Dresden - Der Plenarsaal und Festsaal im Rathaus als Asyl-Notunterkunft? Die Fraktionen im Dresdner Stadtrat sind gespaltener Meinung.
Angela Malberg (63, CDU).
Angela Malberg (63, CDU).

Von Dominik Brüggemann

Dresden - Das Dresdner Rathaus soll zur Notunterkunft für Asylbewerber werden. Das hat MOPO24 exklusiv berichtet. Dafür sind Plenarsaal und Festsaal geplant, sobald diese fertig gebaut sind.

Doch was sagen die Fraktionen im Stadtrat dazu? MOPO24 hat Stimmen eingesammelt.

CDU-Fraktion

Die Christdemokraten lehnen den Notfallplan konsequent ab: "Dieser Vorschlag zeigt eindringlich, wie absurd die Gesamtsituation inzwischen geworden ist. Der Ostflügel des Rathauses ist gerade für fast 40 Mio. Euro saniert worden und soll jetzt zur Flüchtlingsunterbringung genutzt werden? Das kann ich nicht gutheißen“, sagt Stadträtin Angela Malberg (63, CDU) gegenüber MOPO24.

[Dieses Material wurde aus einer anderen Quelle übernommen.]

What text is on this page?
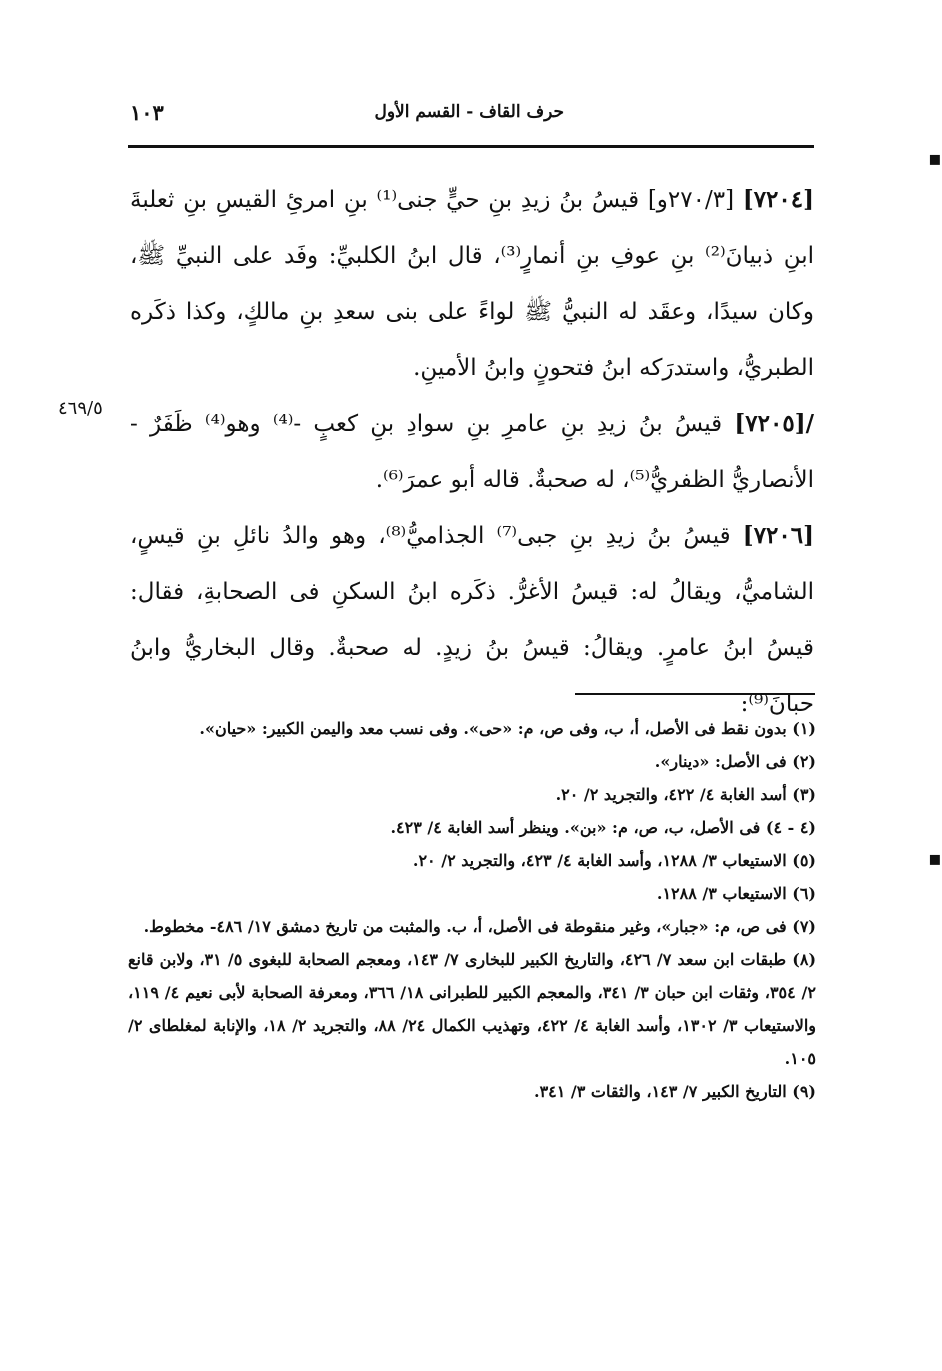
حرف القاف - القسم الأول
١٠٣

[٧٢٠٤] [٢٧٠/٣و] قيسُ بنُ زيدِ بنِ حيٍّ جنى⁽¹⁾ بنِ امرئِ القيسِ بنِ ثعلبةَ ابنِ ذبيانَ⁽²⁾ بنِ عوفِ بنِ أنمارٍ⁽³⁾، قال ابنُ الكلبيِّ: وفَد على النبيِّ ﷺ، وكان سيدًا، وعقَد له النبيُّ ﷺ لواءً على بنى سعدِ بنِ مالكٍ، وكذا ذكَره الطبريُّ، واستدرَكه ابنُ فتحونٍ وابنُ الأمينِ.

/[٧٢٠٥] قيسُ بنُ زيدِ بنِ عامرِ بنِ سوادِ بنِ كعبٍ -⁽⁴⁾ وهو⁽⁴⁾ ظَفَرٌ - الأنصاريُّ الظفريُّ⁽⁵⁾، له صحبةٌ. قاله أبو عمرَ⁽⁶⁾.

[٧٢٠٦] قيسُ بنُ زيدِ بنِ جبى⁽⁷⁾ الجذاميُّ⁽⁸⁾، وهو والدُ نائلِ بنِ قيسٍ، الشاميُّ، ويقالُ له: قيسُ الأغرُّ. ذكَره ابنُ السكنِ فى الصحابةِ، فقال: قيسُ ابنُ عامرٍ. ويقالُ: قيسُ بنُ زيدٍ. له صحبةٌ. وقال البخاريُّ وابنُ حبانَ⁽⁹⁾:

٤٦٩/٥

(١) بدون نقط فى الأصل، أ، ب، وفى ص، م: «حى». وفى نسب معد واليمن الكبير: «حيان».

(٢) فى الأصل: «دينار».

(٣) أسد الغابة ٤/ ٤٢٢، والتجريد ٢/ ٢٠.

(٤ - ٤) فى الأصل، ب، ص، م: «بن». وينظر أسد الغابة ٤/ ٤٢٣.

(٥) الاستيعاب ٣/ ١٢٨٨، وأسد الغابة ٤/ ٤٢٣، والتجريد ٢/ ٢٠.

(٦) الاستيعاب ٣/ ١٢٨٨.

(٧) فى ص، م: «جبار»، وغير منقوطة فى الأصل، أ، ب. والمثبت من تاريخ دمشق ١٧/ ٤٨٦- مخطوط.

(٨) طبقات ابن سعد ٧/ ٤٢٦، والتاريخ الكبير للبخارى ٧/ ١٤٣، ومعجم الصحابة للبغوى ٥/ ٣١، ولابن قانع ٢/ ٣٥٤، وثقات ابن حبان ٣/ ٣٤١، والمعجم الكبير للطبرانى ١٨/ ٣٦٦، ومعرفة الصحابة لأبى نعيم ٤/ ١١٩، والاستيعاب ٣/ ١٣٠٢، وأسد الغابة ٤/ ٤٢٢، وتهذيب الكمال ٢٤/ ٨٨، والتجريد ٢/ ١٨، والإنابة لمغلطاى ٢/ ١٠٥.

(٩) التاريخ الكبير ٧/ ١٤٣، والثقات ٣/ ٣٤١.

▪
▪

Aus ihrer Sicht helfe nur eine drastische Reduzierung des Zustroms. „Die Unterbringung in Vier-Sterne-Hotels und Millionenobjekten, wie dem Rathaus, wird die Akzeptanz in der Bevölkerung sicher nicht steigern“, so Malberg.

Holger Zastrow (46, FDP).
Holger Zastrow (46, FDP).

Die FDP-Fraktion

Fraktionschef Holger Zastrow (46, FDP/FB) sagt: „In der allergrößten Not ist es natürlich besser, solche öffentlichen Räume zu nutzen als in Nutzung befindliche Kitas, Schulen oder Turnhallen. Dennoch wäre es ein Wahnsinn, die für viele Millionen Euro aufwendig und nach Denkmalschutzvorgaben sanierten Räume als Unterkunft für Flüchtlinge bereitzustellen.“

Zastrow sieht den Dresdner Vorschlag eher als Hilfeschrei nach Berlin, da es aus seiner Sicht so in der Asyl- und Flüchtlingspolitik nicht weitergehen könne.

Die Grünen-Fraktion

...hingegen begrüßt den Vorschlag: „Es ist ein wichtiges Signal, dass die Stadt hier auch ihren Beitrag leistet und die Räume im Rathaus ebenso selbstverständlich geprüft und bei Eignung und Bedarf genutzt werden wie andere Unterbringungsmöglichkeiten.“

Die AfD-Fraktion

Aus der Fraktion heißt es offiziell: „Wir lehnen die Unterbringung von Asylbewerbern im Rathaus wie auch in Schulen und Turnhallen als Konsequenz falscher Planung ab und fordern einen Aufnahmestopp für Dresden.“

Die Linke

Der Fraktionschef der Partei Die Linke, André Schollbach (36), richtete aus: „Wir werden zu dieser Thematik das Gespräch mit dem Oberbürgermeister suchen."

Sechs wichtige Fragen zum Thema

Das Dresdner Rathaus.
Das Dresdner Rathaus.

Quartieren auch andere Städte Flüchtlinge in ihren Rathäusern ein?

Ja. Und nicht nur in Plenarsälen. In Friedrichsdorf (Hessen, 25.000 Einwohner) sollen 25 Flüchtlinge im Rathaus-Komplex einquartiert werden – sogar dauerhaft. Wie der dortige Bürgermeister Horst Burghardt (Grüne) Anfang November mitteilt, wohnen die Menschen im Hinterhaus.

Im Berliner Bezirk Tempelhof-Schöneberg will das Landesamt für Gesundheit und Soziales (Lageso) „das Rathaus Friedenau als Flüchtlingseinrichtung nutzen.“ Mitarbeiter sollen bis Ende des Jahres an einen anderen Standort wechseln.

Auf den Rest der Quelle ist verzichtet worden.